Les start-ups robotiques américaines font venir des pièces chinoises en les glissant dans des valises
Un venture capitaliste de San Francisco s'est rendu à Shenzhen, dans le sud de la Chine, un matin d'avril, avec une longue liste de courses fournie par ses amis dirigeant des startups robotiques américaines. Ces derniers lui avaient demandé de rapporter des robots humanoïdes ainsi que divers composants robotiques. Il s'est rendu dans le quartier de Huaqiangbei, le plus grand marché électronique au monde, où il a d'abord acheté des humanoïdes destinés à être expédiés par fret vers les États-Unis. Il est ensuite monté aux étages consacrés aux composants, un dédale d'innombrables échoppes à peine plus grandes qu'un placard, pour se procurer des pièces essentielles au contrôle du mouvement, à la gestion de l'alimentation et à la transmission des signaux. Plutôt que d'expédier ces composants par fret classique, il les a glissés dans sa valise pour les ramener directement dans ses bagages personnels lors de son vol retour vers San Francisco.

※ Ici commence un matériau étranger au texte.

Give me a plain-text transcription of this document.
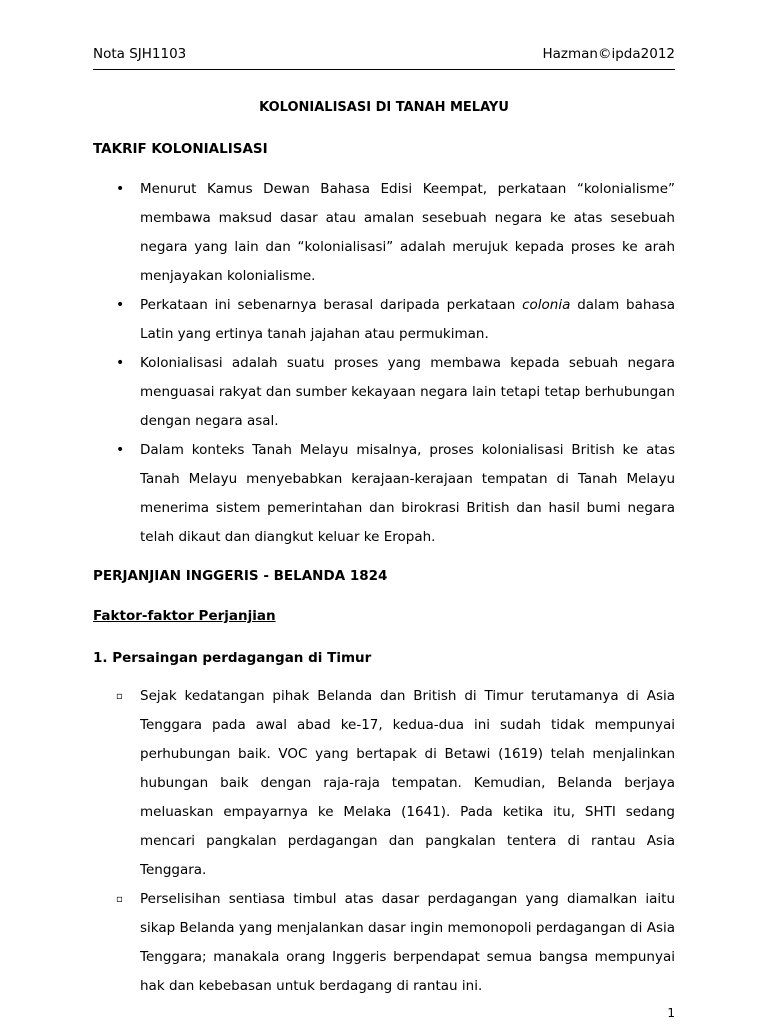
Nota SJH1103	Hazman©ipda2012
KOLONIALISASI DI TANAH MELAYU
TAKRIF KOLONIALISASI
• Menurut Kamus Dewan Bahasa Edisi Keempat, perkataan “kolonialisme” membawa maksud dasar atau amalan sesebuah negara ke atas sesebuah negara yang lain dan “kolonialisasi” adalah merujuk kepada proses ke arah menjayakan kolonialisme.
• Perkataan ini sebenarnya berasal daripada perkataan colonia dalam bahasa Latin yang ertinya tanah jajahan atau permukiman.
• Kolonialisasi adalah suatu proses yang membawa kepada sebuah negara menguasai rakyat dan sumber kekayaan negara lain tetapi tetap berhubungan dengan negara asal.
• Dalam konteks Tanah Melayu misalnya, proses kolonialisasi British ke atas Tanah Melayu menyebabkan kerajaan-kerajaan tempatan di Tanah Melayu menerima sistem pemerintahan dan birokrasi British dan hasil bumi negara telah dikaut dan diangkut keluar ke Eropah.
PERJANJIAN INGGERIS - BELANDA 1824
Faktor-faktor Perjanjian
1. Persaingan perdagangan di Timur
▫ Sejak kedatangan pihak Belanda dan British di Timur terutamanya di Asia Tenggara pada awal abad ke-17, kedua-dua ini sudah tidak mempunyai perhubungan baik. VOC yang bertapak di Betawi (1619) telah menjalinkan hubungan baik dengan raja-raja tempatan. Kemudian, Belanda berjaya meluaskan empayarnya ke Melaka (1641). Pada ketika itu, SHTI sedang mencari pangkalan perdagangan dan pangkalan tentera di rantau Asia Tenggara.
▫ Perselisihan sentiasa timbul atas dasar perdagangan yang diamalkan iaitu sikap Belanda yang menjalankan dasar ingin memonopoli perdagangan di Asia Tenggara; manakala orang Inggeris berpendapat semua bangsa mempunyai hak dan kebebasan untuk berdagang di rantau ini.
1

Cet épisode illustre concrètement la dépendance persistante de l'industrie robotique américaine naissante envers la chaîne d'approvisionnement chinoise, malgré les tensions commerciales et les incitations à relocaliser la production. Pour les startups américaines, contourner le fret traditionnel au profit de bagages personnels permet de gagner un temps précieux et d'éviter des délais logistiques ou douaniers qui pourraient freiner le développement de prototypes. Cette pratique artisanale, presque anecdotique, révèle un enjeu structurel majeur pour un secteur en pleine effervescence, où l'accès rapide à des composants spécialisés bon marché conditionne directement la vitesse d'innovation.
Shenzhen s'est imposée depuis des décennies comme la capitale mondiale de l'électronique grand public et industrielle, un écosystème que les fabricants chinois de composants dominent grâce à des coûts et une réactivité inégalés. Alors que les États-Unis cherchent à réduire leur dépendance technologique à la Chine dans des secteurs jugés stratégiques, notamment via des restrictions commerciales, la robotique humanoïde reste un domaine où cette dépendance demeure difficile à contourner à court terme. Cette situation soulève des questions sur la résilience des chaînes d'approvisionnement américaines et pourrait alimenter de nouvelles discussions sur les politiques industrielles visant à développer une production nationale de composants robotiques critiques.
Les startups robotiques europeennes dependent egalement des composants chinois de Shenzhen, une fragilite d'approvisionnement qui pourrait freiner l'emergence d'une filiere robotique souveraine en France et en UE.